Re-plot the cycling data with the true anomalous cycles highlighted and annotated, allowing visual comparison of model predictions against the ground truth.

# Extract true outliers cycle index from benchmarking dataset
true_outlier_cycle_index = benchdb.get_true_outlier_cycle_index(
    df_selected_cell)
print(f"True outlier cycle index:")
print(true_outlier_cycle_index)

# Plot cell data with true anomalies
# If the true outlier cycle index is not known,
# cycling data will be plotted without labels
benchdb.plot_cycle_data(
    df_selected_cell_without_labels,
    true_outlier_cycle_index)

output_fig_filename = (
    "cycle_data_with_labels_"
    + selected_cell_label
    + ".png")

fig_output_path = (
    selected_cell_artifacts_dir.joinpath(output_fig_filename))

plt.savefig(
    fig_output_path,
    dpi=600,
    bbox_inches="tight")

plt.show()

Cycle data with true labels from ``2017-05-12_5_4C-70per_3C_CH17``

Calculate bubble size ratio¶

Calculate the bubble size ratios from the feature distributions for plotting. The bubble size encodes the magnitude of both the capacity and voltage differences, making it easier to identify anomalous cycles visually.

# Calculate the bubble size ratio for plotting
df_bubble_size_dQ = bviz.calculate_bubble_size_ratio(
    df_variable=df_features_per_cell["max_diff_dQ"])

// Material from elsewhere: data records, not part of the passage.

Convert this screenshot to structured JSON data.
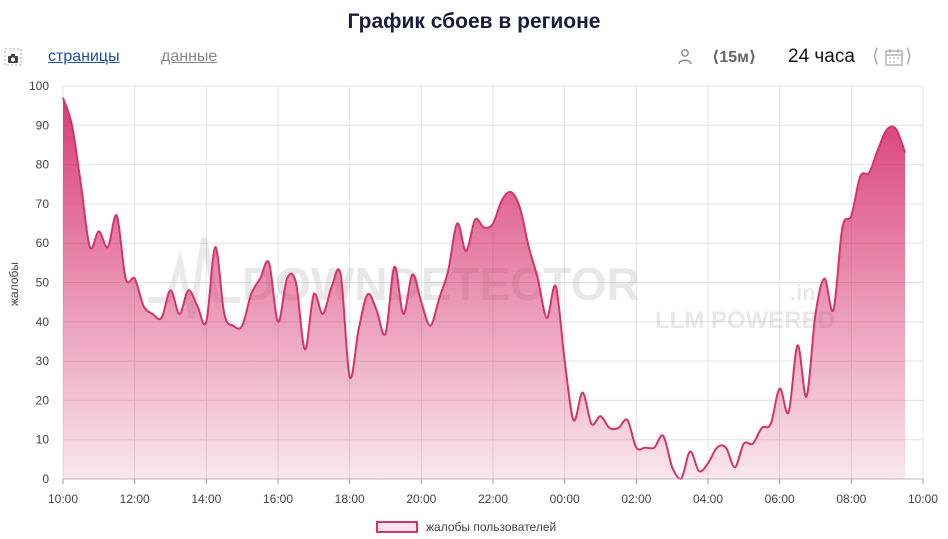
{
  "header": {
    "title": "График сбоев в регионе"
  },
  "toolbar": {
    "camera_icon": "camera-icon",
    "tab_pages": "страницы",
    "tab_data": "данные",
    "user_icon": "user-icon",
    "interval": "⟨15м⟩",
    "range": "24 часа",
    "calendar_icon": "calendar-icon",
    "nav_prev": "⟨",
    "nav_next": "⟩"
  },
  "watermark": {
    "brand": "DOWNDETECTOR",
    "suffix": ".in",
    "sub": "LLM POWERED"
  },
  "colors": {
    "accent": "#d6336c",
    "grid": "#e3e3e3"
  },
  "chart_data": {
    "type": "area",
    "ylabel": "жалобы",
    "ylim": [
      0,
      100
    ],
    "yticks": [
      0,
      10,
      20,
      30,
      40,
      50,
      60,
      70,
      80,
      90,
      100
    ],
    "xlim": [
      0,
      24
    ],
    "xticks": [
      {
        "h": 0,
        "label": "10:00"
      },
      {
        "h": 2,
        "label": "12:00"
      },
      {
        "h": 4,
        "label": "14:00"
      },
      {
        "h": 6,
        "label": "16:00"
      },
      {
        "h": 8,
        "label": "18:00"
      },
      {
        "h": 10,
        "label": "20:00"
      },
      {
        "h": 12,
        "label": "22:00"
      },
      {
        "h": 14,
        "label": "00:00"
      },
      {
        "h": 16,
        "label": "02:00"
      },
      {
        "h": 18,
        "label": "04:00"
      },
      {
        "h": 20,
        "label": "06:00"
      },
      {
        "h": 22,
        "label": "08:00"
      },
      {
        "h": 24,
        "label": "10:00"
      }
    ],
    "legend": "жалобы пользователей",
    "series": [
      {
        "name": "жалобы пользователей",
        "points": [
          [
            0.0,
            97
          ],
          [
            0.25,
            90
          ],
          [
            0.5,
            75
          ],
          [
            0.75,
            59
          ],
          [
            1.0,
            63
          ],
          [
            1.25,
            59
          ],
          [
            1.5,
            67
          ],
          [
            1.75,
            51
          ],
          [
            2.0,
            51
          ],
          [
            2.25,
            44
          ],
          [
            2.5,
            42
          ],
          [
            2.75,
            41
          ],
          [
            3.0,
            48
          ],
          [
            3.25,
            42
          ],
          [
            3.5,
            48
          ],
          [
            3.75,
            44
          ],
          [
            4.0,
            40
          ],
          [
            4.25,
            59
          ],
          [
            4.5,
            42
          ],
          [
            4.75,
            39
          ],
          [
            5.0,
            39
          ],
          [
            5.25,
            47
          ],
          [
            5.5,
            51
          ],
          [
            5.75,
            55
          ],
          [
            6.0,
            40
          ],
          [
            6.25,
            51
          ],
          [
            6.5,
            50
          ],
          [
            6.75,
            33
          ],
          [
            7.0,
            47
          ],
          [
            7.25,
            42
          ],
          [
            7.5,
            49
          ],
          [
            7.75,
            52
          ],
          [
            8.0,
            26
          ],
          [
            8.25,
            38
          ],
          [
            8.5,
            47
          ],
          [
            8.75,
            43
          ],
          [
            9.0,
            37
          ],
          [
            9.25,
            54
          ],
          [
            9.5,
            42
          ],
          [
            9.75,
            52
          ],
          [
            10.0,
            45
          ],
          [
            10.25,
            39
          ],
          [
            10.5,
            46
          ],
          [
            10.75,
            53
          ],
          [
            11.0,
            65
          ],
          [
            11.25,
            58
          ],
          [
            11.5,
            66
          ],
          [
            11.75,
            64
          ],
          [
            12.0,
            65
          ],
          [
            12.25,
            71
          ],
          [
            12.5,
            73
          ],
          [
            12.75,
            69
          ],
          [
            13.0,
            59
          ],
          [
            13.25,
            51
          ],
          [
            13.5,
            41
          ],
          [
            13.75,
            49
          ],
          [
            14.0,
            30
          ],
          [
            14.25,
            15
          ],
          [
            14.5,
            22
          ],
          [
            14.75,
            14
          ],
          [
            15.0,
            16
          ],
          [
            15.25,
            13
          ],
          [
            15.5,
            13
          ],
          [
            15.75,
            15
          ],
          [
            16.0,
            8
          ],
          [
            16.25,
            8
          ],
          [
            16.5,
            8
          ],
          [
            16.75,
            11
          ],
          [
            17.0,
            3
          ],
          [
            17.25,
            0
          ],
          [
            17.5,
            7
          ],
          [
            17.75,
            2
          ],
          [
            18.0,
            4
          ],
          [
            18.25,
            8
          ],
          [
            18.5,
            8
          ],
          [
            18.75,
            3
          ],
          [
            19.0,
            9
          ],
          [
            19.25,
            9
          ],
          [
            19.5,
            13
          ],
          [
            19.75,
            14
          ],
          [
            20.0,
            23
          ],
          [
            20.25,
            17
          ],
          [
            20.5,
            34
          ],
          [
            20.75,
            21
          ],
          [
            21.0,
            42
          ],
          [
            21.25,
            51
          ],
          [
            21.5,
            43
          ],
          [
            21.75,
            64
          ],
          [
            22.0,
            67
          ],
          [
            22.25,
            77
          ],
          [
            22.5,
            78
          ],
          [
            22.75,
            84
          ],
          [
            23.0,
            89
          ],
          [
            23.25,
            89
          ],
          [
            23.5,
            83
          ]
        ]
      }
    ]
  }
}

df_bubble_size_dV = bviz.calculate_bubble_size_ratio(
    df_variable=df_features_per_cell["max_diff_dV"])

bubble_size = (
    np.abs(df_bubble_size_dV)
    * np.abs(df_bubble_size_dQ))

Plot the bubble chart with true outlier labels¶

# Plot the bubble chart and label the outliers
axplot = bviz.plot_bubble_chart(
    xseries=df_features_per_cell["log_max_diff_dQ"],
    yseries=df_features_per_cell["log_max_diff_dV"],
    bubble_size=bubble_size,
    unique_cycle_count=unique_cycle_count,
    cycle_outlier_idx_label=true_outlier_cycle_index)

axplot.set_title(
    f"Cell {selected_cell_label}", fontsize=13)

axplot.set_xlabel(
     r"$\log(\Delta Q_{\mathrm{scaled,max,cyc}})$ [Ah]",
     fontsize = 12)

axplot.set_ylabel(
     r"$\log(\Delta V_{\mathrm{scaled,max,cyc}})$ [V]",
     fontsize = 12)

output_fig_filename = (
    "log_bubble_plot_"
    + selected_cell_label
    + ".png")

fig_output_path = (
    selected_cell_artifacts_dir.joinpath(output_fig_filename))

plt.savefig(
    fig_output_path,
    dpi=200,
    bbox_inches="tight")

plt.show()

Log bubble plot from ``2017-05-12_5_4C-70per_3C_CH17``

Note

This notebook serves as an example to explain the workflow for running the Isolation Forest model with hyperparameter tuning on a single cell. To mitigate overfitting, the model should be trained and validated across all 23 different cells in the training dataset instead of a single cell (see ml_01_iforest_hyperparam_pipeline_severson.py).

The hyperparameters are then averaged across all cells to find a more generalizable configuration that performs well across the entire dataset, rather than just one cell (see ml_01_iforest_export_model.py).